Fishermen around Murrell’s Inlet have had smiles on their faces for the past week or so, and for an unusual reason. Speckled trout are showing up between routine catches of flounder and redfish, well before they normally show up, and Capt. J Baisch of Fishful Thinking Guide Service said they’ve arrived in good numbers.
“We have started picking them up on about every trip when not even targeting them,” says Baisch. (843-902-0356) “They are in the same exact places where they are bunched up in the fall.”

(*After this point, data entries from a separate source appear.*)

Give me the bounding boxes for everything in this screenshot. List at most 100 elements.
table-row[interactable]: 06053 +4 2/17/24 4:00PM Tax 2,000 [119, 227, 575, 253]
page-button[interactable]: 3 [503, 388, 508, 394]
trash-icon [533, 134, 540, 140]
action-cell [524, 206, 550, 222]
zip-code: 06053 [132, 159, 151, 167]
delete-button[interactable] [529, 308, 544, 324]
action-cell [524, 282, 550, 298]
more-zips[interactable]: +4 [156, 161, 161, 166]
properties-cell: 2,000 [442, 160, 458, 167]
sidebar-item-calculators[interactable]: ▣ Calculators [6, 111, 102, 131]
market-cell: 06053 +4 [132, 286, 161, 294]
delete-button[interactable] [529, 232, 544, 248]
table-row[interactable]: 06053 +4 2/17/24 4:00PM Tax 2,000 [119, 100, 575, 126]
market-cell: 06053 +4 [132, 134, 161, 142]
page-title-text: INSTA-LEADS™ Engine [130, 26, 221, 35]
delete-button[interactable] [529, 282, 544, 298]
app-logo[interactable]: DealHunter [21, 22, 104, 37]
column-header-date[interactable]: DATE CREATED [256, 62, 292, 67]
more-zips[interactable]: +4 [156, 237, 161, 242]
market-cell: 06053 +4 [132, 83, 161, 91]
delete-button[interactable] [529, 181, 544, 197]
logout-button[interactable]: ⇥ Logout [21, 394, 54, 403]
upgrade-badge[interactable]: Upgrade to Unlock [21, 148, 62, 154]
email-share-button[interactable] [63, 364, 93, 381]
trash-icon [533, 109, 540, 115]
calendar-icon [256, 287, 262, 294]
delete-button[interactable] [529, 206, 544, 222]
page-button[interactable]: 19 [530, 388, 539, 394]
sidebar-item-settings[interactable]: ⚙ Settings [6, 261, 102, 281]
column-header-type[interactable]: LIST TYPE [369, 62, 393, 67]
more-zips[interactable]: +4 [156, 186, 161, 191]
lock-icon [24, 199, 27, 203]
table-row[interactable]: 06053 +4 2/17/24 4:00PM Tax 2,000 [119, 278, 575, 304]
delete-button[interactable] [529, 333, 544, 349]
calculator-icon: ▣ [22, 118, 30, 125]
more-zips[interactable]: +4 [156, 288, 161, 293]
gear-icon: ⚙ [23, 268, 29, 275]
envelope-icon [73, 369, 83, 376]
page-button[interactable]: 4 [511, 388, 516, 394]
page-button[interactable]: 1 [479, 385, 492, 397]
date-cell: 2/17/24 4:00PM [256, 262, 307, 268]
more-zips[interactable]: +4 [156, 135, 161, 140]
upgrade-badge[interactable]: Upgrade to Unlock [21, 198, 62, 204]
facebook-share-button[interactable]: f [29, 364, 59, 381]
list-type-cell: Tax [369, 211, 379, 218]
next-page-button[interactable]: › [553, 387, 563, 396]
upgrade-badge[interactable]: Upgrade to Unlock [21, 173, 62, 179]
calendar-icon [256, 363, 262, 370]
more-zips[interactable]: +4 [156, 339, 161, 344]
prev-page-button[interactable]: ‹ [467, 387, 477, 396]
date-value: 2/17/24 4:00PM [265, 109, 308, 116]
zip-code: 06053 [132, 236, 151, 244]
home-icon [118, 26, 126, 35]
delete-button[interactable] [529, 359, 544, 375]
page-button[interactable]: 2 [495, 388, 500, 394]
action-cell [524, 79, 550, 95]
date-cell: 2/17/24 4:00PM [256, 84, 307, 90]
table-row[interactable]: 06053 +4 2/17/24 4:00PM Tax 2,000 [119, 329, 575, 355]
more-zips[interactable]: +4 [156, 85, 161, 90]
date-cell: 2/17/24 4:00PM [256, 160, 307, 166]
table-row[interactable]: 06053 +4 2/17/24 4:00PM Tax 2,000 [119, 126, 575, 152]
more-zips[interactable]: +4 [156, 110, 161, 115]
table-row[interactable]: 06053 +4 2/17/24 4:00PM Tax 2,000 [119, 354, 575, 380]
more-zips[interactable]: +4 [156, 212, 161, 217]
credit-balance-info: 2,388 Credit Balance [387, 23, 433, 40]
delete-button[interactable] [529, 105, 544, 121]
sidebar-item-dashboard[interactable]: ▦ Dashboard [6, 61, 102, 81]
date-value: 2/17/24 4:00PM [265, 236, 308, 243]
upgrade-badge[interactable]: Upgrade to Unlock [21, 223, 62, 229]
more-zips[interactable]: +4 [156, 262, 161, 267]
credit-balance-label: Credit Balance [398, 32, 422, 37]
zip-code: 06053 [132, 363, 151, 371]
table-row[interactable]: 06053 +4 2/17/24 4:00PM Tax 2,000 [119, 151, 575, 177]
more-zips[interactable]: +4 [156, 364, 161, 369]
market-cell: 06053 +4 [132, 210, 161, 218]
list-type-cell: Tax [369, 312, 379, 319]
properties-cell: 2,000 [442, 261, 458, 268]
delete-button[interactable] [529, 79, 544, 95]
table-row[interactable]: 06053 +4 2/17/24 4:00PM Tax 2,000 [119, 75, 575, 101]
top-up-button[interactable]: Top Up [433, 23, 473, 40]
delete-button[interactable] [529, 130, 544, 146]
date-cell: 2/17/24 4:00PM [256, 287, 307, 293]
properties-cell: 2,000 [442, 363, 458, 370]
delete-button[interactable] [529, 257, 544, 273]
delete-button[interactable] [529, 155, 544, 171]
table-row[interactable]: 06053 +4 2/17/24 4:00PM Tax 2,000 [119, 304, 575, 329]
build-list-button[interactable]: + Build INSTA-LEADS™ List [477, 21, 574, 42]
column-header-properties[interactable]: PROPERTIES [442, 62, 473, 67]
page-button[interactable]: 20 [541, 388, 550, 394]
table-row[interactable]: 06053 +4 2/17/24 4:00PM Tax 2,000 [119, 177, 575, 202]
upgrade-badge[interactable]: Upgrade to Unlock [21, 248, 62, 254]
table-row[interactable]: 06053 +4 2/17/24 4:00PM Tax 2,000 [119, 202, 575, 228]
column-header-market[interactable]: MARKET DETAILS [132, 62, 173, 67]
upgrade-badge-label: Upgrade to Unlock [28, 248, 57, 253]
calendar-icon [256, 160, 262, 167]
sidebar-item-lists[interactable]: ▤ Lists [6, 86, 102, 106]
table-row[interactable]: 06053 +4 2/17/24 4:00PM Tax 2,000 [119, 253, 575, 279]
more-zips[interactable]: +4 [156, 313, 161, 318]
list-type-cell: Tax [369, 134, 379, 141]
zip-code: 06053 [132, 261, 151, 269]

The jetties, Oaks Creek, Alston Creek, Whale Creek, Woodland Creek and even the main thoroughfare running from the inlet to the causeway typically hold groups of trout in the fall, but areas closer to the ocean are producing the most trout right now. Baisch said to target the creek mouths, oyster banks and both sides of the jetty rocks on both the rising and falling tides. Trout prefer places with steady current and areas where submerged obstructions or points break the current flow.
The best fishing will come early in the morning and late in the afternoon. Baisch recommends anglers cast-net for finger mullet and shrimp in small creeks at low tide for bait, but artificials – shrimp, grubs and minnow imitations – have also been very productive.
Topwater fishing has also been good under low-light conditions; Baisch prefers a Zarar Spook in the “bone” color. He also advised fishermen to stay on the lookout for a ladyfish blitz anywhere from the back of the creeks to the ocean.
“The trout are swimming a lot with the ladyfish right now. Look for pods of ladyfish blowing up on the surface and toss a surface walker to them and the trout will usually get to the plug before the ladyfish,” he said.